Branchée en 2009 par Sarko, la Plateforme nationale des interceptions judiciaires (Pnij) souffre toujours de surdité partielle… Ça tombe mal : depuis le 12 septembre, son utilisation est devenue obligatoire pour tous les flics ! Ce qui ne l’empêche pas de coûter un bras aux contribuables. Au départ, la mise en service de ce système centralisé d’écoutes ordonnées par des juges et administrées par Thales était évalué entre 15 et 40 millions d’euros. La douloureuse dépasse aujourd’hui les 181 millions. Non mais, allô, quoi !
Jusqu’au 12 septembre. les poulets pouvaient obtenir une écoute directement auprès des opérateurs téléphoniques - avec l’aval d’un magistrat. Désormais, toute demande doit être adressée à la Pnij. Sauf que « ça ne marche pas » se lamente un gradé de l’antiterro. « Le gouvernement veut une nouvelle loi pour chasser les barbus, mais on est incapable de faire avec ce qu on a ». Barbant!

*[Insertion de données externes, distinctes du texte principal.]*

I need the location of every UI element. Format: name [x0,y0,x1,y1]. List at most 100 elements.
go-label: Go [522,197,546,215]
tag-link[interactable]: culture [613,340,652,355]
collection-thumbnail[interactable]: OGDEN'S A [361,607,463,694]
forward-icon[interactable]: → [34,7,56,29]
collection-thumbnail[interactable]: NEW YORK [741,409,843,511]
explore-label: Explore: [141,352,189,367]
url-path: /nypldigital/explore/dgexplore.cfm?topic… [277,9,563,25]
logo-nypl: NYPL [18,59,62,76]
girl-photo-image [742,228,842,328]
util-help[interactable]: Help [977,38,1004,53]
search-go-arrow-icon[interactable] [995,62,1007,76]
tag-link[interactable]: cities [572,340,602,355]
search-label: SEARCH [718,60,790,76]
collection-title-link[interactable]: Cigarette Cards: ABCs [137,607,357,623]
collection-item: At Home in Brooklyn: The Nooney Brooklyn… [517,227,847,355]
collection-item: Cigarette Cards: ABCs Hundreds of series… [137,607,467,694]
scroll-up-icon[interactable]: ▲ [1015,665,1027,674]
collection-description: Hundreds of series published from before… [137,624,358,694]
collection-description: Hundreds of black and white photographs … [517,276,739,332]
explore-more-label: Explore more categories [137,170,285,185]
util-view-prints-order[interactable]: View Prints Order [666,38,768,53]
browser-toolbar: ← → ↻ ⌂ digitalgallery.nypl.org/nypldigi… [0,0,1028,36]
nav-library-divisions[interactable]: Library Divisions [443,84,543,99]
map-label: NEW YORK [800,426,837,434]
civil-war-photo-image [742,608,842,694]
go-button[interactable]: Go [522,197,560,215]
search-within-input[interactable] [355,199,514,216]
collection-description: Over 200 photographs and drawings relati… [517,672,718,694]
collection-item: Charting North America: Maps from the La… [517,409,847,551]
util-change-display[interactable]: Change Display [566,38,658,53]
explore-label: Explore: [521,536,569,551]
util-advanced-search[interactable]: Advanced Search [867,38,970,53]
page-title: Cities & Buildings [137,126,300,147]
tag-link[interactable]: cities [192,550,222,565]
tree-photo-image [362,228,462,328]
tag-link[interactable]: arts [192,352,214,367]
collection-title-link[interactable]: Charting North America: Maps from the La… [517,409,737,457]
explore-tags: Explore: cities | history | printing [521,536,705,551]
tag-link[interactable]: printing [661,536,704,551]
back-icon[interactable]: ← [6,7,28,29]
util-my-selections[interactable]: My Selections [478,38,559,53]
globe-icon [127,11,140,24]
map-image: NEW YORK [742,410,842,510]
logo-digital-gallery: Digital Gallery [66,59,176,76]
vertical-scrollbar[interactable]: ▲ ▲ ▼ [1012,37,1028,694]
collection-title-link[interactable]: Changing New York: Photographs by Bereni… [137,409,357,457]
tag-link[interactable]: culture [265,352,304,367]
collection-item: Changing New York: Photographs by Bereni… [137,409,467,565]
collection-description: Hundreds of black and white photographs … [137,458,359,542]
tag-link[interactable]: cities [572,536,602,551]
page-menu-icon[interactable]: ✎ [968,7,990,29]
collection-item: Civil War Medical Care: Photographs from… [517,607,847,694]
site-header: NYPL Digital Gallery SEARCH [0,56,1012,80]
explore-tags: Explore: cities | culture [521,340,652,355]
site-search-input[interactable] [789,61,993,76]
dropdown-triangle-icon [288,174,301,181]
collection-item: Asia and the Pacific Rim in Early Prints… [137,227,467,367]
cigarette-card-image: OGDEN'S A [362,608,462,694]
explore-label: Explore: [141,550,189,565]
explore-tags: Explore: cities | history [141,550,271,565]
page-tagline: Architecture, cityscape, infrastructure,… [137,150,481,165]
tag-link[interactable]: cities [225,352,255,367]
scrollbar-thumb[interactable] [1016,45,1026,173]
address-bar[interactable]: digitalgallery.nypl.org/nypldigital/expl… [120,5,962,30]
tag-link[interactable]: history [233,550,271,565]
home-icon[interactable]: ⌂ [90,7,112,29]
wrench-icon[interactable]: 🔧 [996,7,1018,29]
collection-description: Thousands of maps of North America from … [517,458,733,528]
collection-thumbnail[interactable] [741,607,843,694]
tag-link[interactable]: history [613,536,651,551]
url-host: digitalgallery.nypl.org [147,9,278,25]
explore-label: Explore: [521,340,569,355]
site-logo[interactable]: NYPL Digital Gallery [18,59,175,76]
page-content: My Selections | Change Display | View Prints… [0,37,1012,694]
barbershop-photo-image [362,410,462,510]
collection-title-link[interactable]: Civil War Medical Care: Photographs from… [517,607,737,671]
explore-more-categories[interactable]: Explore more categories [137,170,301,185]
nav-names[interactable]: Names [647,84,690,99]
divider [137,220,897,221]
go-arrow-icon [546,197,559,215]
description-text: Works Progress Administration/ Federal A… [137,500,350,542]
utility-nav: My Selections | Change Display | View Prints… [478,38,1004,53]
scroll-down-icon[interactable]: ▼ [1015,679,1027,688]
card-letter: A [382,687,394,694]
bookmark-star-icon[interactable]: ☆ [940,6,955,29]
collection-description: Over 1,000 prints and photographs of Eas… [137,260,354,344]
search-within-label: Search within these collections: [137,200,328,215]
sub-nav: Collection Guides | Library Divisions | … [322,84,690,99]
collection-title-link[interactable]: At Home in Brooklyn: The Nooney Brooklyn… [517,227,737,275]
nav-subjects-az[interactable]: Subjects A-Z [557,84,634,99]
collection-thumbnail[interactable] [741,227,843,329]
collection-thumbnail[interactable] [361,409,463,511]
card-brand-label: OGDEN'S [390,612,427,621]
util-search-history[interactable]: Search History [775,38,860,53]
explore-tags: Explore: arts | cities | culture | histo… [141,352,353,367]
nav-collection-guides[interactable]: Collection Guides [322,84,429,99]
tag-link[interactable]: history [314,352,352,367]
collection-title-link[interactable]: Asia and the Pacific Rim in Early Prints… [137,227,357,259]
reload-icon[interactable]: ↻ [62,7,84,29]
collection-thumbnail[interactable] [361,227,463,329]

Un propos qui n’est ni radical ni isolé ! Le Syndicat des cadres de la sécurité intérieure (affilié à la CFDT) vient de réclamer au Parlement une commission d’enquête sur les failles opérationnelles de cette tuyauterie. La Cour des comptes s’était déjà penchée sur la question en avril 2016. Soulignant le coût exorbitant de l’outil et s’interrogeant sur le bien-fondé d’une gestion confiée à Thales, elle s’était alarmée des bugs à répétition, susceptibles de compromettre des enquêtes judiciaires. En écho, Manuel Valls avait déclenché… un audit. L’arme fatale ! Ses conclusions demeurent secrètes. Mais « Le Canard » a repéré quelques trous dans le filet. Premier exemple : les garnements utilisant pour leurs conversations téléphoniques un opérateur mobile virtuel (autre que les « grands », tels Orange, SFR ou Bouygues…) ont toutes les chances d’échapper aux grandes oreilles.
Ne quittez pas !
Deuxième exemple : impossible, en passant par la Pnij, d’obtenir la géolocalisation dæ suspects. Troisième exemple : une écoute réalisée dans le cadre d’une enquête préliminaire (sous la responsabilité du parquet) ne peut être réutilisable si la même enquête atterrit entre les mains d’un juge d’instruction ! « Si j’ai “branché” deux individus dans deux enquêtes différentes et que je soupçonne qu’il s’agit de la même personne, explique un commissaire de police judiciaire, je ne peux même pas comparer les voix. » De quoi rester atone.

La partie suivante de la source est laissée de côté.